I can’t thank you enough!

Jarek, As I am using the Orient script, I am wondering about re-positioning objects that have been already positioned using the command after enter has been pressed and their position has been set.

Is there any way to click on an object that has been positioned on the surface and re-drag it over the surface in-order to make a slight adjustment to its position?

What I do now is after I have placed objects on a surface, and look at their position and I see one that needs to move on the surface slightly, I just run the command again and place a new copy of the object in the desired shifted location and delete the old object.

Thanks

Hi Flubber,

glad the main script works for you. About the re-positioning of placed objects - It should be possible but definitely not as straight-forward to do - since objects in Rhino are not self-aware by default (to some degree they are if using Blocks). Anyway, I may look into it at some point but that is not a quick fix for now.

–jarek

Flubber,

If you want to drift the objects around after positioning on the target surface, you may find it easier to use Flow Along Surface instead. Just make sure history is recording when you flow the objects, and then you can nudge them around in 2D on the source surface and they will updated in 3D on the target surface.
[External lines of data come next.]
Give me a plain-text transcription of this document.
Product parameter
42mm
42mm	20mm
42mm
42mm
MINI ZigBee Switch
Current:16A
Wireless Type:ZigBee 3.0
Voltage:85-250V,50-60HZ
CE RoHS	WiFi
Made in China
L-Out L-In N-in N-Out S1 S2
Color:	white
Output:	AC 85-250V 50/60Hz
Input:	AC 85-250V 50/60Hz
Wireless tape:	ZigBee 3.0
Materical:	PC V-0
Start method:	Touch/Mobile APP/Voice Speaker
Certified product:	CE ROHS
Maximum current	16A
Add a flat surface to your file and name it “Source” and then name your target surface “Target” (without the quotes). Copy this to a button:

_-flowalongsrf Rigid=Yes
_-selname “Source”
_-selname “Target”

Now copy your objects from your palette to the source surface, select the objects (need to pre-select with this macro), and hit the button. Then you can nudge or rotate the source objects and watch the flowed ones update.
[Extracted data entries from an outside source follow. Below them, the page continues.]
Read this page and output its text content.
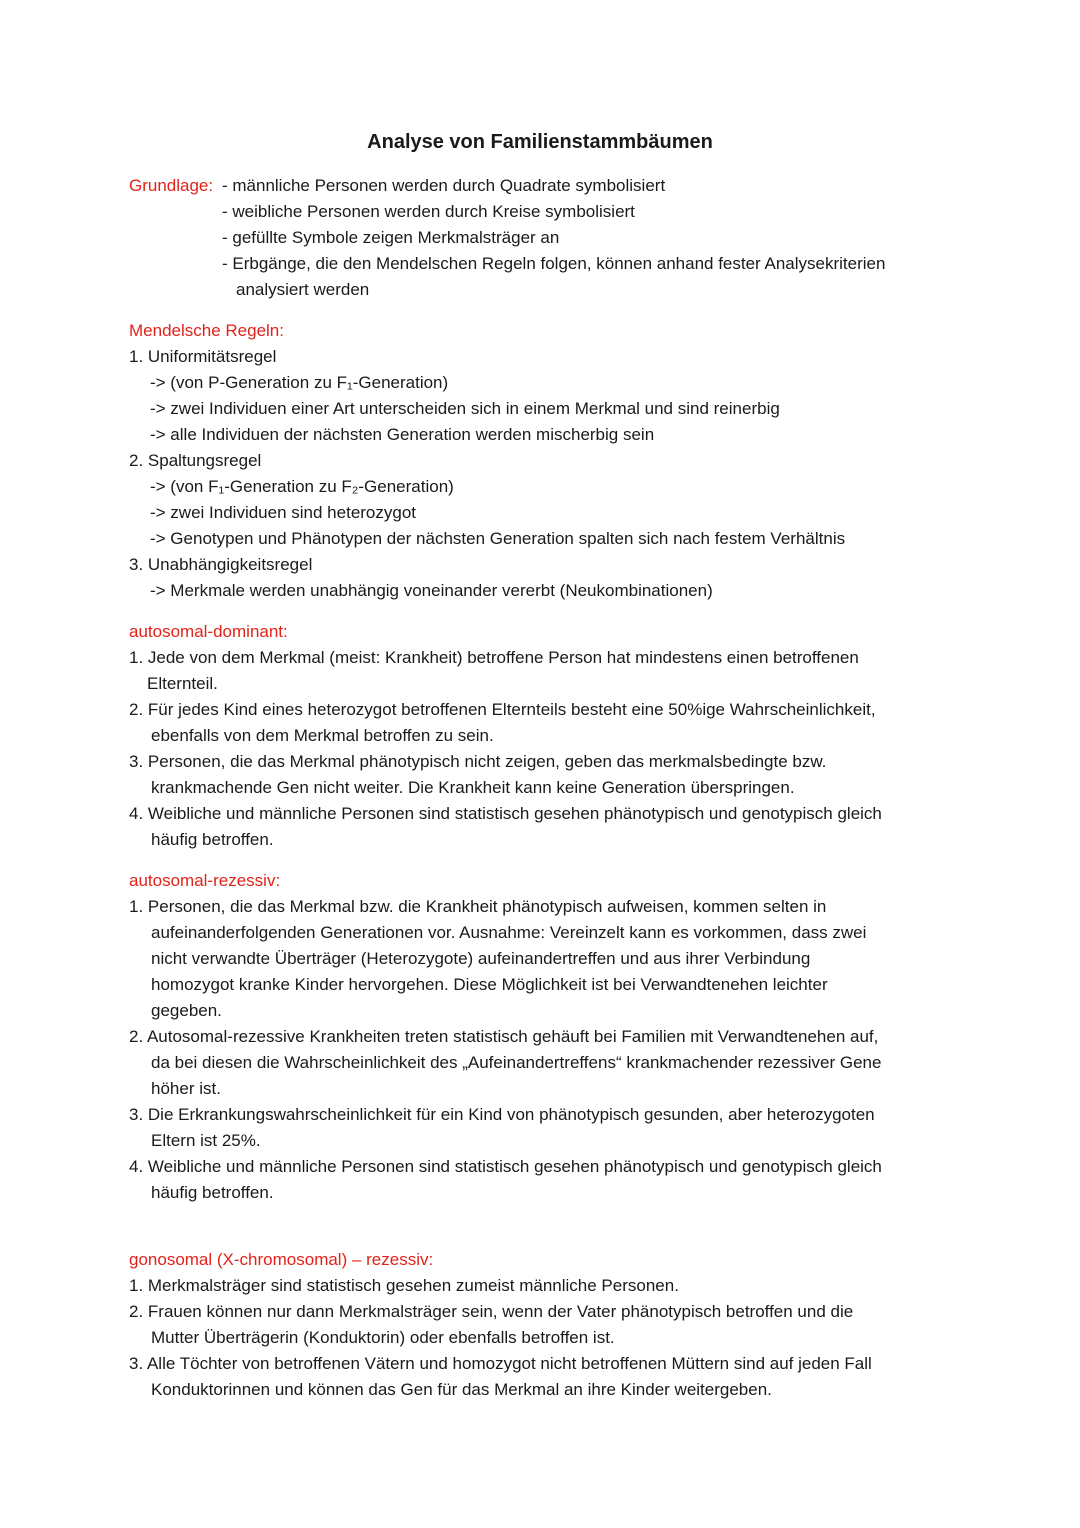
Analyse von Familienstammbäumen
Grundlage: - männliche Personen werden durch Quadrate symbolisiert
- weibliche Personen werden durch Kreise symbolisiert
- gefüllte Symbole zeigen Merkmalsträger an
- Erbgänge, die den Mendelschen Regeln folgen, können anhand fester Analysekriterien
analysiert werden
Mendelsche Regeln:
1. Uniformitätsregel
-> (von P-Generation zu F₁-Generation)
-> zwei Individuen einer Art unterscheiden sich in einem Merkmal und sind reinerbig
-> alle Individuen der nächsten Generation werden mischerbig sein
2. Spaltungsregel
-> (von F₁-Generation zu F₂-Generation)
-> zwei Individuen sind heterozygot
-> Genotypen und Phänotypen der nächsten Generation spalten sich nach festem Verhältnis
3. Unabhängigkeitsregel
-> Merkmale werden unabhängig voneinander vererbt (Neukombinationen)
autosomal-dominant:
1. Jede von dem Merkmal (meist: Krankheit) betroffene Person hat mindestens einen betroffenen
Elternteil.
2. Für jedes Kind eines heterozygot betroffenen Elternteils besteht eine 50%ige Wahrscheinlichkeit,
ebenfalls von dem Merkmal betroffen zu sein.
3. Personen, die das Merkmal phänotypisch nicht zeigen, geben das merkmalsbedingte bzw.
krankmachende Gen nicht weiter. Die Krankheit kann keine Generation überspringen.
4. Weibliche und männliche Personen sind statistisch gesehen phänotypisch und genotypisch gleich
häufig betroffen.
autosomal-rezessiv:
1. Personen, die das Merkmal bzw. die Krankheit phänotypisch aufweisen, kommen selten in
aufeinanderfolgenden Generationen vor. Ausnahme: Vereinzelt kann es vorkommen, dass zwei
nicht verwandte Überträger (Heterozygote) aufeinandertreffen und aus ihrer Verbindung
homozygot kranke Kinder hervorgehen. Diese Möglichkeit ist bei Verwandtenehen leichter
gegeben.
2. Autosomal-rezessive Krankheiten treten statistisch gehäuft bei Familien mit Verwandtenehen auf,
da bei diesen die Wahrscheinlichkeit des „Aufeinandertreffens“ krankmachender rezessiver Gene
höher ist.
3. Die Erkrankungswahrscheinlichkeit für ein Kind von phänotypisch gesunden, aber heterozygoten
Eltern ist 25%.
4. Weibliche und männliche Personen sind statistisch gesehen phänotypisch und genotypisch gleich
häufig betroffen.
gonosomal (X-chromosomal) – rezessiv:
1. Merkmalsträger sind statistisch gesehen zumeist männliche Personen.
2. Frauen können nur dann Merkmalsträger sein, wenn der Vater phänotypisch betroffen und die
Mutter Überträgerin (Konduktorin) oder ebenfalls betroffen ist.
3. Alle Töchter von betroffenen Vätern und homozygot nicht betroffenen Müttern sind auf jeden Fall
Konduktorinnen und können das Gen für das Merkmal an ihre Kinder weitergeben.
Note that in Rhino V5 when you flow grouped objects they position as if you flowed them individually, (IE, if you had six square panels grouped as a cube, they would not form a cube after flowing to a curved surface). In V6 WIP, grouped objects maintain their relationship to each other when flowed (the six panels would still form a cube). In V5 if you want separate objects to maintain their relationship during flow, you can make them a block first.

Very interesting, Thank you Mark. I will have to give that a try.